À parte isso, tenho em mim todos os sonhos do mundo.” Lia e chorava. Então veio a pergunta do psicanalista lacaniano: “Ser advogada é a única coisa que você pode ser na vida?” Incrédula ao descobrir o que eu sempre soube, mas tive que esquecer para ser, como se eu nunca tivesse sido, disse “não”. A sessão acabou, fui embora para casa e naquele dia escrevi meu primeiro conto para ser publicado.
Passei três anos e meio batendo de porta em porta, de editora em editora para publicar meus livros. Cada editora que me dizia “não” me fazia pensar que era menos uma até que eu chegasse naquela que me diria “sim”. Fui atrás do Ziraldo, que gostou do meu texto e me fez gigante com uma frase que nunca esqueci e que fortaleceu a certeza de que minha escrita valia a pena. Mas essa é outra história…
Eu estava de licença no trabalho e o médico que me tratava, um grande especialista em imunologia no Rio de Janeiro, perguntou se eu queria me aposentar. Eu tinha 37 anos. Pedi alta do INSS, pedi demissão na empresa e larguei tudo pela literatura. Meu primeiro livro foi publicado em 2011.
Criando meu repertório
De lá para cá já são dez títulos e participação em três antologias. Carnavalança e Do Mar (ganhador do selo Altamente Recomendável FNLIJ 2015) foram parar em Bolonha. Entraram para o Catálogo FNLIJ – Bologna Children’s Book Fair. Porco de casa cachorro é ganhou o segundo lugar no prêmio Sylvia Orthof da Biblioteca Nacional 2018 e entrou para o PNLD 2018.

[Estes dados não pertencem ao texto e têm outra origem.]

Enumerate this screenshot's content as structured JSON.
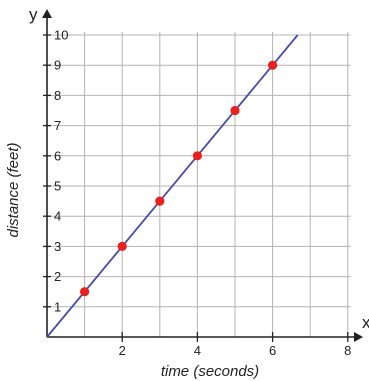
{
  "chart_data": {
    "type": "scatter",
    "xlabel": "time (seconds)",
    "ylabel": "distance (feet)",
    "x_axis_letter": "x",
    "y_axis_letter": "y",
    "xlim": [
      0,
      8
    ],
    "ylim": [
      0,
      10
    ],
    "x_ticks": [
      2,
      4,
      6,
      8
    ],
    "y_ticks": [
      1,
      2,
      3,
      4,
      5,
      6,
      7,
      8,
      9,
      10
    ],
    "grid": true,
    "points": [
      {
        "x": 1,
        "y": 1.5
      },
      {
        "x": 2,
        "y": 3
      },
      {
        "x": 3,
        "y": 4.5
      },
      {
        "x": 4,
        "y": 6
      },
      {
        "x": 5,
        "y": 7.5
      },
      {
        "x": 6,
        "y": 9
      }
    ],
    "trend_line": {
      "slope": 1.5,
      "intercept": 0
    },
    "colors": {
      "line": "#4a4aa8",
      "point": "#e8201e",
      "grid": "#b3b3b3",
      "axis": "#222222"
    }
  }
}
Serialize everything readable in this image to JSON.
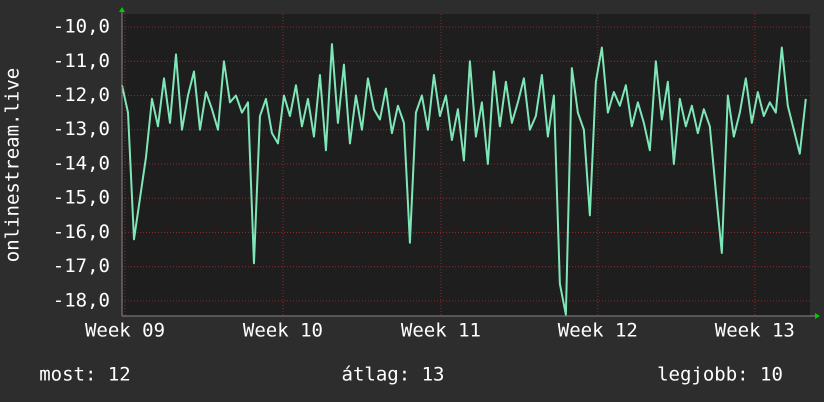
{
  "chart_data": {
    "type": "line",
    "y_label": "onlinestream.live",
    "x": [
      0,
      1,
      2,
      3,
      4,
      5,
      6,
      7,
      8,
      9,
      10,
      11,
      12,
      13,
      14,
      15,
      16,
      17,
      18,
      19,
      20,
      21,
      22,
      23,
      24,
      25,
      26,
      27,
      28,
      29,
      30,
      31,
      32,
      33,
      34,
      35,
      36,
      37,
      38,
      39,
      40,
      41,
      42,
      43,
      44,
      45,
      46,
      47,
      48,
      49,
      50,
      51,
      52,
      53,
      54,
      55,
      56,
      57,
      58,
      59,
      60,
      61,
      62,
      63,
      64,
      65,
      66,
      67,
      68,
      69,
      70,
      71,
      72,
      73,
      74,
      75,
      76,
      77,
      78,
      79,
      80,
      81,
      82,
      83,
      84,
      85,
      86,
      87,
      88,
      89,
      90,
      91,
      92,
      93,
      94,
      95,
      96,
      97,
      98,
      99,
      100,
      101,
      102,
      103,
      104,
      105,
      106,
      107,
      108,
      109,
      110,
      111,
      112,
      113,
      114
    ],
    "series": [
      {
        "name": "onlinestream.live",
        "color": "#7fe6b8",
        "values": [
          -11.7,
          -12.5,
          -16.2,
          -15.0,
          -13.8,
          -12.1,
          -12.9,
          -11.5,
          -12.8,
          -10.8,
          -13.0,
          -12.0,
          -11.3,
          -13.0,
          -11.9,
          -12.4,
          -13.0,
          -11.0,
          -12.2,
          -12.0,
          -12.5,
          -12.2,
          -16.9,
          -12.6,
          -12.1,
          -13.1,
          -13.4,
          -12.0,
          -12.6,
          -11.7,
          -12.9,
          -12.1,
          -13.2,
          -11.4,
          -13.6,
          -10.5,
          -12.8,
          -11.1,
          -13.4,
          -12.0,
          -13.0,
          -11.5,
          -12.4,
          -12.7,
          -11.8,
          -13.1,
          -12.3,
          -12.8,
          -16.3,
          -12.5,
          -12.0,
          -13.0,
          -11.4,
          -12.6,
          -12.0,
          -13.3,
          -12.4,
          -13.9,
          -11.0,
          -13.2,
          -12.2,
          -14.0,
          -11.3,
          -12.9,
          -11.6,
          -12.8,
          -12.2,
          -11.5,
          -13.0,
          -12.6,
          -11.4,
          -13.2,
          -12.0,
          -17.5,
          -18.4,
          -11.2,
          -12.5,
          -13.0,
          -15.5,
          -11.6,
          -10.6,
          -12.5,
          -11.9,
          -12.3,
          -11.7,
          -12.9,
          -12.2,
          -12.8,
          -13.6,
          -11.0,
          -12.7,
          -11.6,
          -14.0,
          -12.1,
          -12.9,
          -12.3,
          -13.1,
          -12.4,
          -12.9,
          -14.8,
          -16.6,
          -12.0,
          -13.2,
          -12.5,
          -11.5,
          -12.8,
          -11.9,
          -12.6,
          -12.2,
          -12.5,
          -10.6,
          -12.3,
          -13.0,
          -13.7,
          -12.1
        ]
      }
    ],
    "xlim": [
      0,
      114.7
    ],
    "xticks": [
      {
        "value": 0.5,
        "label": "Week 09"
      },
      {
        "value": 26.83,
        "label": "Week 10"
      },
      {
        "value": 53.17,
        "label": "Week 11"
      },
      {
        "value": 79.33,
        "label": "Week 12"
      },
      {
        "value": 105.5,
        "label": "Week 13"
      }
    ],
    "ylim": [
      -18.44,
      -9.62
    ],
    "yticks": [
      {
        "value": -10,
        "label": "-10,0"
      },
      {
        "value": -11,
        "label": "-11,0"
      },
      {
        "value": -12,
        "label": "-12,0"
      },
      {
        "value": -13,
        "label": "-13,0"
      },
      {
        "value": -14,
        "label": "-14,0"
      },
      {
        "value": -15,
        "label": "-15,0"
      },
      {
        "value": -16,
        "label": "-16,0"
      },
      {
        "value": -17,
        "label": "-17,0"
      },
      {
        "value": -18,
        "label": "-18,0"
      }
    ],
    "grid": true,
    "stats": [
      "most: 12",
      "átlag: 13",
      "legjobb: 10"
    ]
  }
}
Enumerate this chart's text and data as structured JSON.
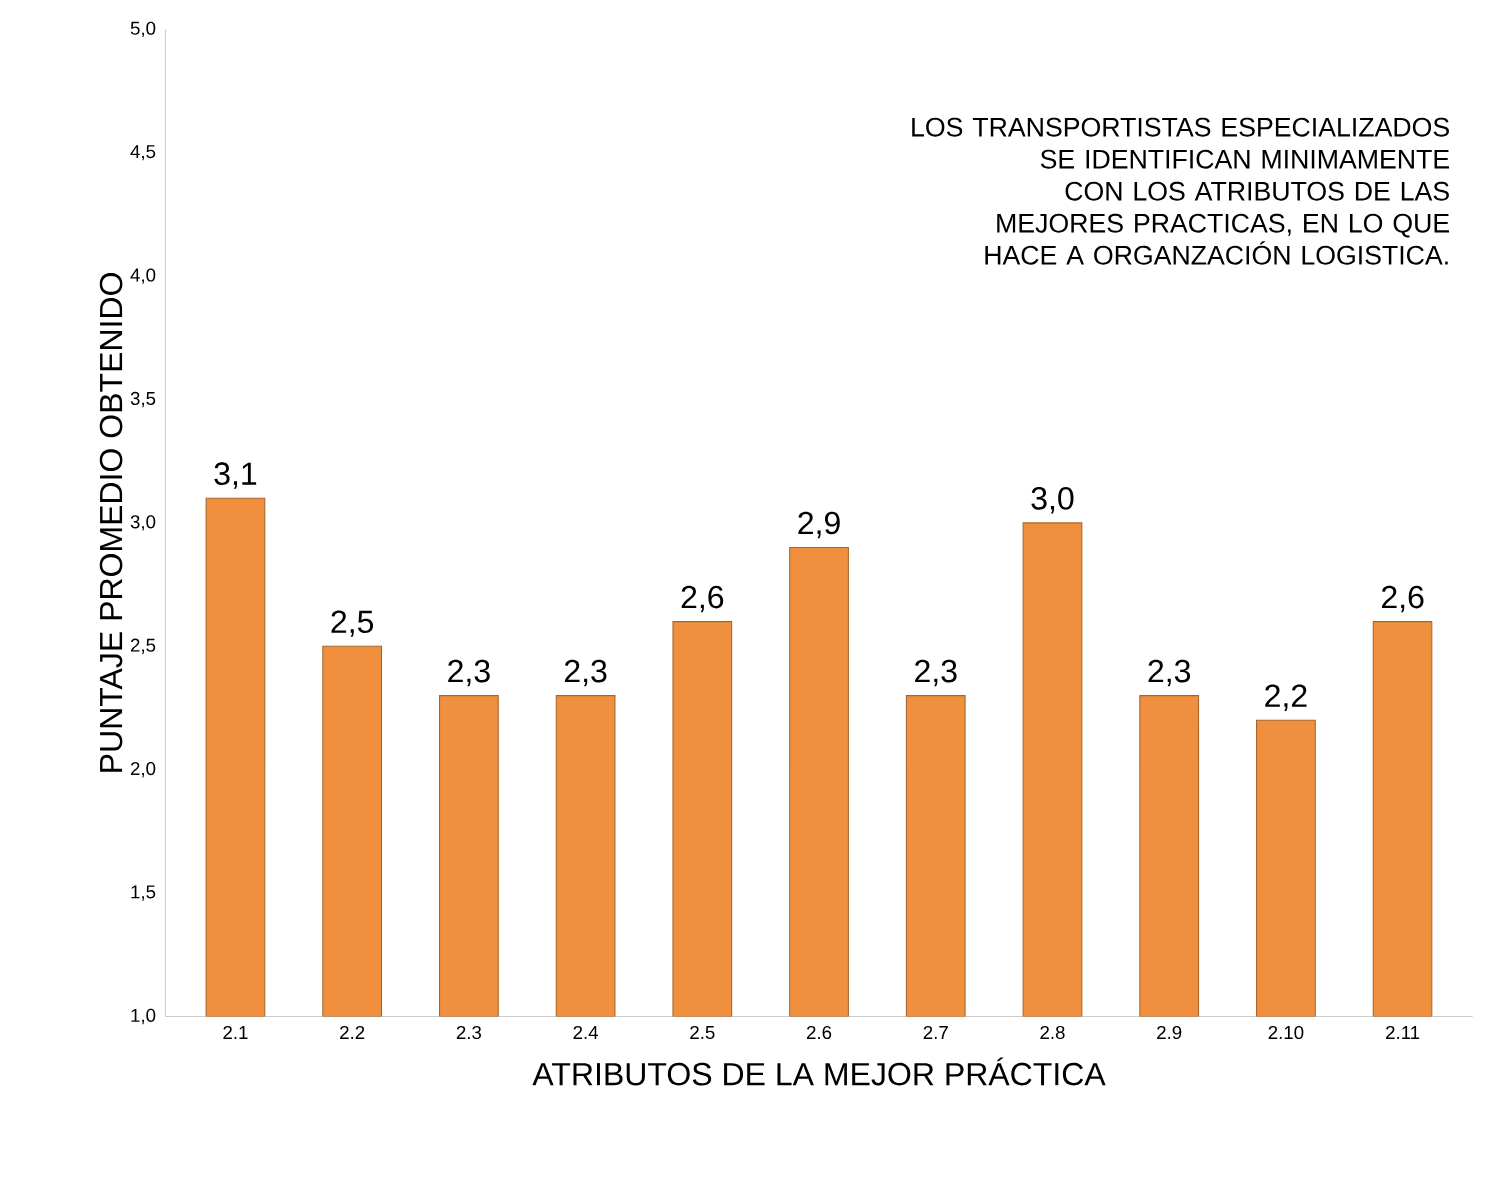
{
  "chart_data": {
    "type": "bar",
    "xlabel": "ATRIBUTOS DE LA MEJOR PRÁCTICA",
    "ylabel": "PUNTAJE  PROMEDIO  OBTENIDO",
    "categories": [
      "2.1",
      "2.2",
      "2.3",
      "2.4",
      "2.5",
      "2.6",
      "2.7",
      "2.8",
      "2.9",
      "2.10",
      "2.11"
    ],
    "values": [
      3.1,
      2.5,
      2.3,
      2.3,
      2.6,
      2.9,
      2.3,
      3.0,
      2.3,
      2.2,
      2.6
    ],
    "value_labels": [
      "3,1",
      "2,5",
      "2,3",
      "2,3",
      "2,6",
      "2,9",
      "2,3",
      "3,0",
      "2,3",
      "2,2",
      "2,6"
    ],
    "color": "#f0903e",
    "ylim": [
      1.0,
      5.0
    ],
    "yticks": [
      {
        "value": 1.0,
        "label": "1,0"
      },
      {
        "value": 1.5,
        "label": "1,5"
      },
      {
        "value": 2.0,
        "label": "2,0"
      },
      {
        "value": 2.5,
        "label": "2,5"
      },
      {
        "value": 3.0,
        "label": "3,0"
      },
      {
        "value": 3.5,
        "label": "3,5"
      },
      {
        "value": 4.0,
        "label": "4,0"
      },
      {
        "value": 4.5,
        "label": "4,5"
      },
      {
        "value": 5.0,
        "label": "5,0"
      }
    ],
    "annotations": [
      "LOS TRANSPORTISTAS ESPECIALIZADOS  SE IDENTIFICAN MINIMAMENTE CON LOS ATRIBUTOS DE LAS MEJORES PRACTICAS, EN LO QUE HACE A ORGANZACIÓN LOGISTICA."
    ]
  }
}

Pouco a pouco as coisas vão acontecendo. Se você faz o que gosta, uma hora começa a colher frutos que dão novas sementes para novos plantios e novos frutos virão. Escrevo para existir com todas as pessoas que existem em mim. Minhas dores sumiram. Descobri que no hoje da minha infância o que eu mais gostava era das histórias. Esse hoje nunca virou ontem, e na escrita descobri que posso ser tudo o que eu quiser.
MIRNA PORTELA largou a advocacia aos 34 anos para se dedicar à literatura. Escritora, roteirista e pesquisadora de literatura, é especializada em Formação do Leitor. Ministra palestras sobre a importância da leitura na constituição do sujeito a partir da primeira infância e trabalha com formação do leitor direcionada para professores e alunos. É autora dos livros Porco de casa cachorro é (Escrita Fina), A viagem da Chama Olímpica (Galocha) e Vou te Contar – 20 histórias ao som de Tom Jobim (Rocco), entre outros.